To further elucidate the potential biological underpinnings of these imaging markers, it is important to consider how specific imaging features correlate with thrombus composition and stroke etiology. Clots with high red blood cell (RBC) content are generally associated with higher attenuation on NCCT and enhanced visibility of the hyperdense artery sign (HAS), and are often linked to large artery atherosclerosis (LAA) or non-cardioembolic sources24,25,26. These RBC-rich clots tend to have lower static friction and are more susceptible to mechanical thrombectomy, requiring fewer passes and resulting in faster recanalization. In contrast, fibrin- or platelet-rich clots are more resistant to both intravenous thrombolysis and endovascular treatment, and are more commonly associated with cardioembolic strokes. They also show lower perviousness on imaging due to tighter structure and reduced permeability to contrast agents. Moreover, CBS and thrombus length have been reported to negatively correlate with RBC content, which further supports the notion that imaging markers may serve as surrogates for histological composition. Thrombus perviousness, defined as the difference in attenuation between CTA and NCCT, has been linked to increased RBC content and better recanalization outcomes, potentially due to increased porosity that facilitates clot fragmentation27. These imaging-histology associations provide a biological rationale for the key imaging features identified in our PCA and clustering analyses and support their relevance in stratifying AIS patients by thrombus phenotype and likely treatment response.

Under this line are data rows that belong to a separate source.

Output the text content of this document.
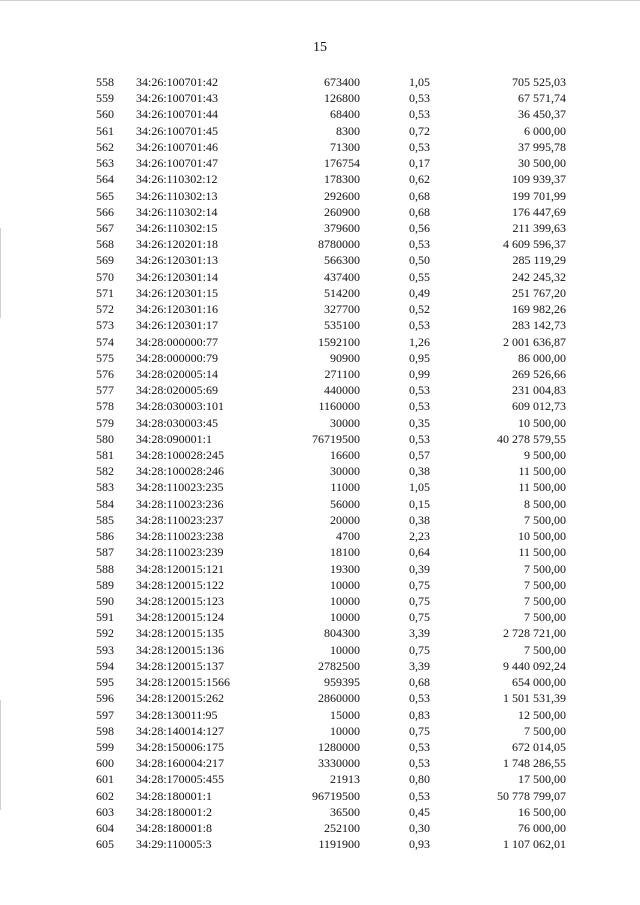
15
558 34:26:100701:42	673400	1,05	705 525,03
559 34:26:100701:43	126800	0,53	67 571,74
560 34:26:100701:44	68400	0,53	36 450,37
561 34:26:100701:45	8300	0,72	6 000,00
562 34:26:100701:46	71300	0,53	37 995,78
563 34:26:100701:47	176754	0,17	30 500,00
564 34:26:110302:12	178300	0,62	109 939,37
565 34:26:110302:13	292600	0,68	199 701,99
566 34:26:110302:14	260900	0,68	176 447,69
567 34:26:110302:15	379600	0,56	211 399,63
568 34:26:120201:18	8780000	0,53	4 609 596,37
569 34:26:120301:13	566300	0,50	285 119,29
570 34:26:120301:14	437400	0,55	242 245,32
571 34:26:120301:15	514200	0,49	251 767,20
572 34:26:120301:16	327700	0,52	169 982,26
573 34:26:120301:17	535100	0,53	283 142,73
574 34:28:000000:77	1592100	1,26	2 001 636,87
575 34:28:000000:79	90900	0,95	86 000,00
576 34:28:020005:14	271100	0,99	269 526,66
577 34:28:020005:69	440000	0,53	231 004,83
578 34:28:030003:101	1160000	0,53	609 012,73
579 34:28:030003:45	30000	0,35	10 500,00
580 34:28:090001:1	76719500	0,53	40 278 579,55
581 34:28:100028:245	16600	0,57	9 500,00
582 34:28:100028:246	30000	0,38	11 500,00
583 34:28:110023:235	11000	1,05	11 500,00
584 34:28:110023:236	56000	0,15	8 500,00
585 34:28:110023:237	20000	0,38	7 500,00
586 34:28:110023:238	4700	2,23	10 500,00
587 34:28:110023:239	18100	0,64	11 500,00
588 34:28:120015:121	19300	0,39	7 500,00
589 34:28:120015:122	10000	0,75	7 500,00
590 34:28:120015:123	10000	0,75	7 500,00
591 34:28:120015:124	10000	0,75	7 500,00
592 34:28:120015:135	804300	3,39	2 728 721,00
593 34:28:120015:136	10000	0,75	7 500,00
594 34:28:120015:137	2782500	3,39	9 440 092,24
595 34:28:120015:1566	959395	0,68	654 000,00
596 34:28:120015:262	2860000	0,53	1 501 531,39
597 34:28:130011:95	15000	0,83	12 500,00
598 34:28:140014:127	10000	0,75	7 500,00
599 34:28:150006:175	1280000	0,53	672 014,05
600 34:28:160004:217	3330000	0,53	1 748 286,55
601 34:28:170005:455	21913	0,80	17 500,00
602 34:28:180001:1	96719500	0,53	50 778 799,07
603 34:28:180001:2	36500	0,45	16 500,00
604 34:28:180001:8	252100	0,30	76 000,00
605 34:29:110005:3	1191900	0,93	1 107 062,01
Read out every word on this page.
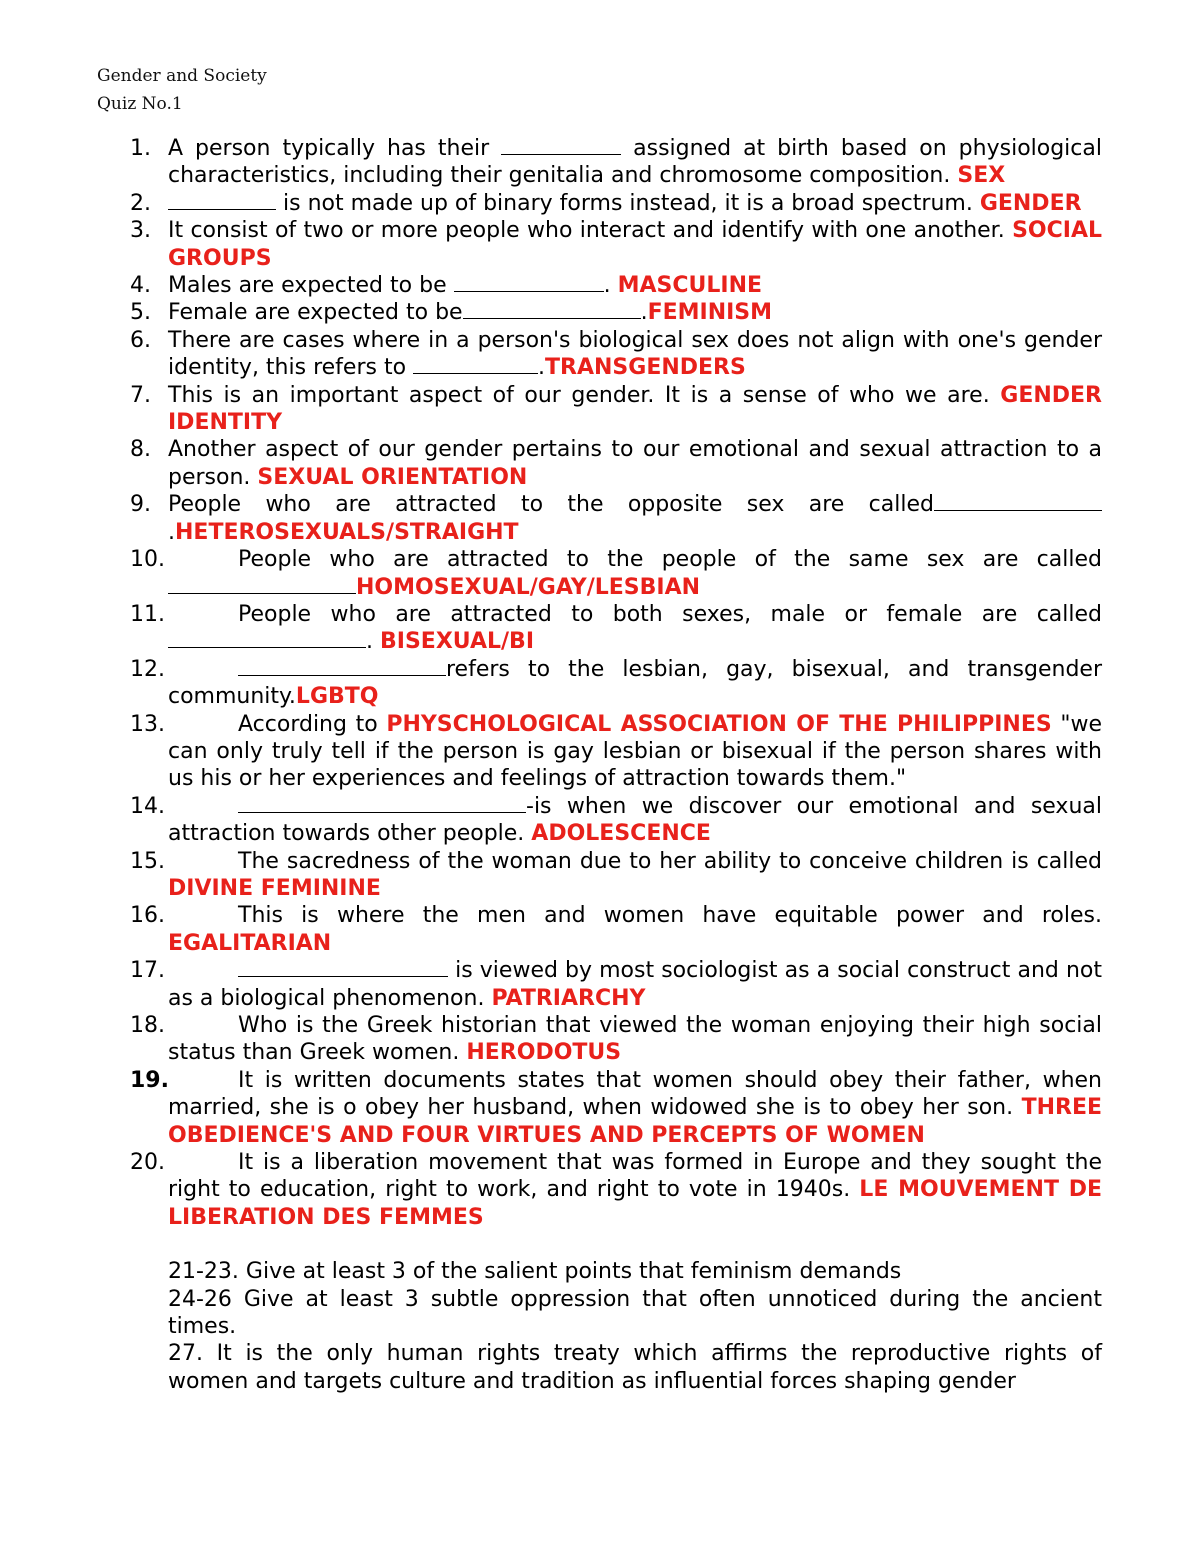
Gender and Society
Quiz No.1
1. A person typically has their	assigned at birth based on physiological characteristics, including their genitalia and chromosome composition. SEX
2.	is not made up of binary forms instead, it is a broad spectrum. GENDER
3. It consist of two or more people who interact and identify with one another. SOCIAL GROUPS
4. Males are expected to be	. MASCULINE
5. Female are expected to be	.FEMINISM
6. There are cases where in a person's biological sex does not align with one's gender identity, this refers to	.TRANSGENDERS
7. This is an important aspect of our gender. It is a sense of who we are. GENDER IDENTITY
8. Another aspect of our gender pertains to our emotional and sexual attraction to a person. SEXUAL ORIENTATION
9. People who are attracted to the opposite sex are called.HETEROSEXUALS/STRAIGHT
10.	People who are attracted to the people of the same sex are called HOMOSEXUAL/GAY/LESBIAN
11.	People who are attracted to both sexes, male or female are called . BISEXUAL/BI
12.	refers to the lesbian, gay, bisexual, and transgender community.LGBTQ
13.	According to PHYSCHOLOGICAL ASSOCIATION OF THE PHILIPPINES "we can only truly tell if the person is gay lesbian or bisexual if the person shares with us his or her experiences and feelings of attraction towards them."
14.	-is when we discover our emotional and sexual attraction towards other people. ADOLESCENCE
15.	The sacredness of the woman due to her ability to conceive children is called DIVINE FEMININE
16.	This is where the men and women have equitable power and roles. EGALITARIAN
17.	is viewed by most sociologist as a social construct and not as a biological phenomenon. PATRIARCHY
18.	Who is the Greek historian that viewed the woman enjoying their high social status than Greek women. HERODOTUS
19.	It is written documents states that women should obey their father, when married, she is o obey her husband, when widowed she is to obey her son. THREE OBEDIENCE'S AND FOUR VIRTUES AND PERCEPTS OF WOMEN
20.	It is a liberation movement that was formed in Europe and they sought the right to education, right to work, and right to vote in 1940s. LE MOUVEMENT DE LIBERATION DES FEMMES
21-23. Give at least 3 of the salient points that feminism demands
24-26 Give at least 3 subtle oppression that often unnoticed during the ancient times.
27. It is the only human rights treaty which affirms the reproductive rights of women and targets culture and tradition as influential forces shaping gender
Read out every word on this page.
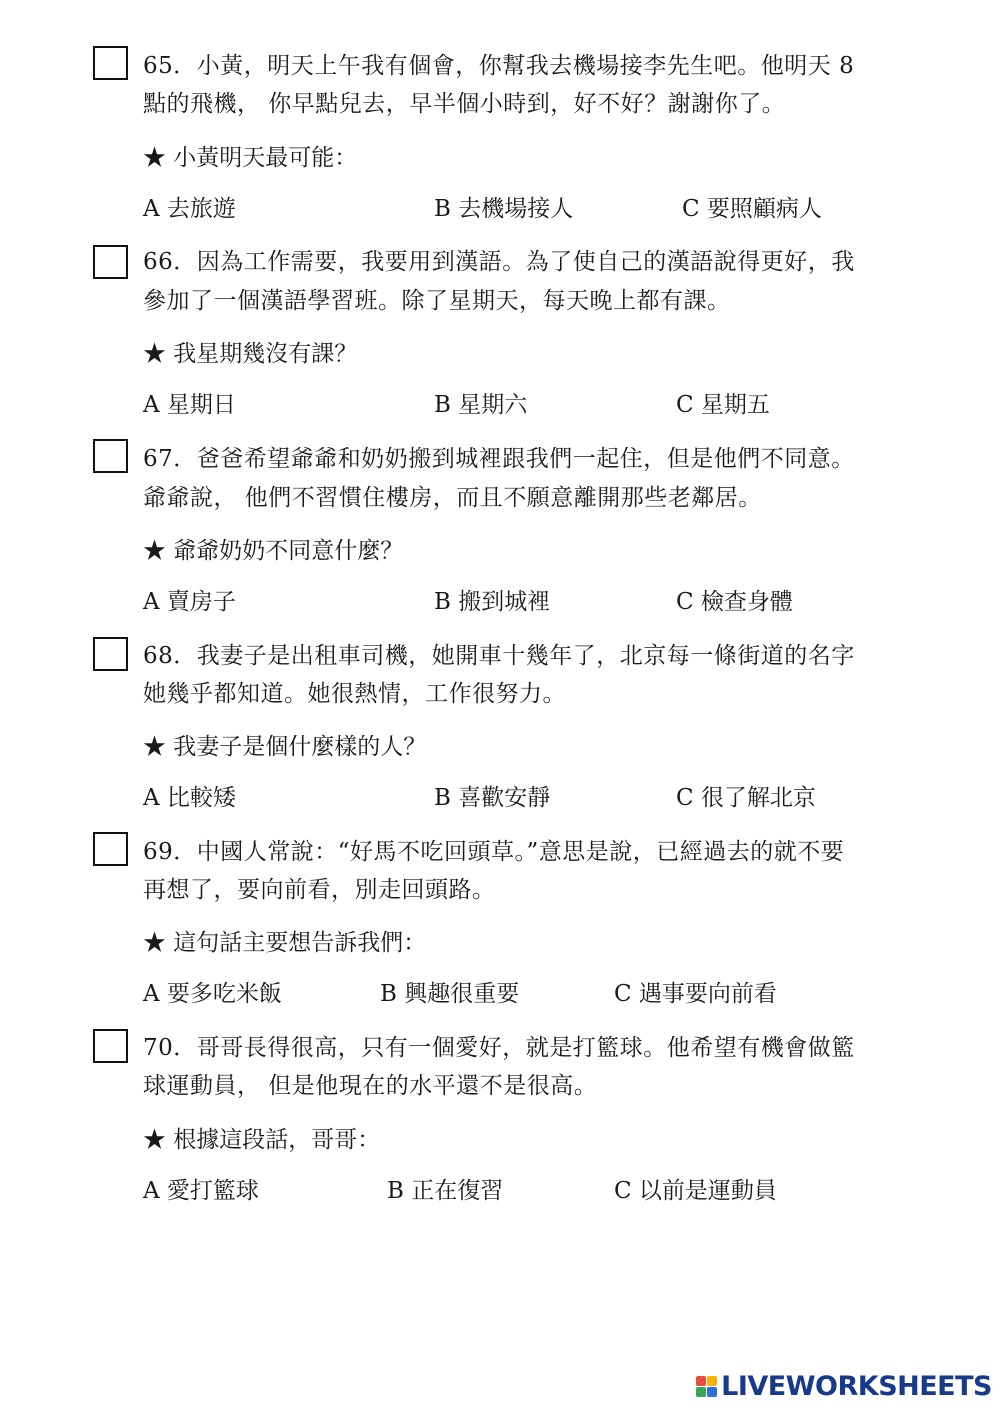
65．小黃，明天上午我有個會，你幫我去機場接李先生吧。他明天 8
點的飛機， 你早點兒去，早半個小時到，好不好？謝謝你了。
★ 小黃明天最可能：
A 去旅遊	B 去機場接人	C 要照顧病人
66．因為工作需要，我要用到漢語。為了使自己的漢語說得更好，我
參加了一個漢語學習班。除了星期天，每天晚上都有課。
★ 我星期幾沒有課？
A 星期日	B 星期六	C 星期五
67．爸爸希望爺爺和奶奶搬到城裡跟我們一起住，但是他們不同意。
爺爺說， 他們不習慣住樓房，而且不願意離開那些老鄰居。
★ 爺爺奶奶不同意什麼？
A 賣房子	B 搬到城裡	C 檢查身體
68．我妻子是出租車司機，她開車十幾年了，北京每一條街道的名字
她幾乎都知道。她很熱情，工作很努力。
★ 我妻子是個什麼樣的人？
A 比較矮	B 喜歡安靜	C 很了解北京
69．中國人常說：“好馬不吃回頭草。”意思是說，已經過去的就不要
再想了，要向前看，別走回頭路。
★ 這句話主要想告訴我們：
A 要多吃米飯	B 興趣很重要	C 遇事要向前看
70．哥哥長得很高，只有一個愛好，就是打籃球。他希望有機會做籃
球運動員， 但是他現在的水平還不是很高。
★ 根據這段話，哥哥：
A 愛打籃球	B 正在復習	C 以前是運動員
LIVEWORKSHEETS
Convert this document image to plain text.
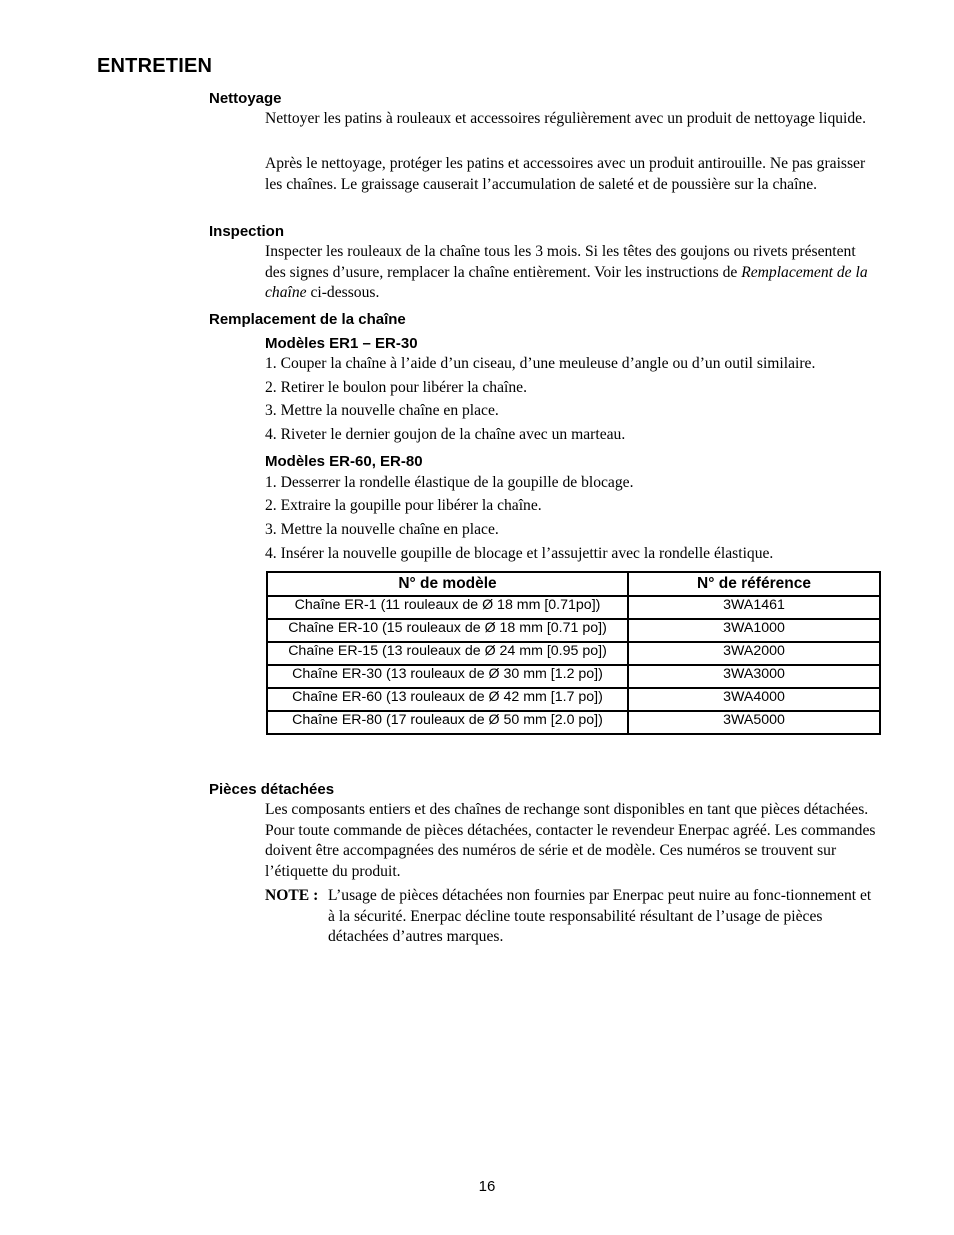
ENTRETIEN
Nettoyage
Nettoyer les patins à rouleaux et accessoires régulièrement avec un produit de nettoyage liquide.
Après le nettoyage, protéger les patins et accessoires avec un produit antirouille. Ne pas graisser les chaînes. Le graissage causerait l’accumulation de saleté et de poussière sur la chaîne.
Inspection
Inspecter les rouleaux de la chaîne tous les 3 mois. Si les têtes des goujons ou rivets présentent des signes d’usure, remplacer la chaîne entièrement. Voir les instructions de Remplacement de la chaîne ci-dessous.
Remplacement de la chaîne
Modèles ER1 – ER-30
1. Couper la chaîne à l’aide d’un ciseau, d’une meuleuse d’angle ou d’un outil similaire.
2. Retirer le boulon pour libérer la chaîne.
3. Mettre la nouvelle chaîne en place.
4. Riveter le dernier goujon de la chaîne avec un marteau.
Modèles ER-60, ER-80
1. Desserrer la rondelle élastique de la goupille de blocage.
2. Extraire la goupille pour libérer la chaîne.
3. Mettre la nouvelle chaîne en place.
4. Insérer la nouvelle goupille de blocage et l’assujettir avec la rondelle élastique.
N° de modèle	N° de référence
Chaîne ER-1 (11 rouleaux de Ø 18 mm [0.71po])	3WA1461
Chaîne ER-10 (15 rouleaux de Ø 18 mm [0.71 po])	3WA1000
Chaîne ER-15 (13 rouleaux de Ø 24 mm [0.95 po])	3WA2000
Chaîne ER-30 (13 rouleaux de Ø 30 mm [1.2 po])	3WA3000
Chaîne ER-60 (13 rouleaux de Ø 42 mm [1.7 po])	3WA4000
Chaîne ER-80 (17 rouleaux de Ø 50 mm [2.0 po])	3WA5000
Pièces détachées
Les composants entiers et des chaînes de rechange sont disponibles en tant que pièces détachées. Pour toute commande de pièces détachées, contacter le revendeur Enerpac agréé. Les commandes doivent être accompagnées des numéros de série et de modèle. Ces numéros se trouvent sur l’étiquette du produit.
NOTE : L’usage de pièces détachées non fournies par Enerpac peut nuire au fonc-tionnement et à la sécurité. Enerpac décline toute responsabilité résultant de l’usage de pièces détachées d’autres marques.
16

This study has several limitations. First, imaging data were obtained from different scanning systems across multiple centers, which may introduce heterogeneity in measurements. However, this variability also enhances the generalizability of our findings. Second, thrombus length was measured from single-phase CTA images; future studies could incorporate multiphase CTA to improve spatial delineation and temporal accuracy. Third, although the clustering model was developed using a multicenter dataset, it has not yet been externally validated. We plan to further confirm its generalizability and clinical utility in future studies using independent prospective cohorts. Finally, the current analysis focused primarily on thrombus-specific imaging markers; broader inclusion of perfusion parameters, ASPECTS scores, or collateral grading may further enrich subtype definitions in future studies.

In conclusion, by integrating clinical and thrombus imaging features and employing clustering and PCA, this study provides a multidimensional risk assessment framework. These findings advance the stratification of AIS patients, support the development of thrombus imaging-based prognostic models, and inform the design of personalized therapeutic strategies.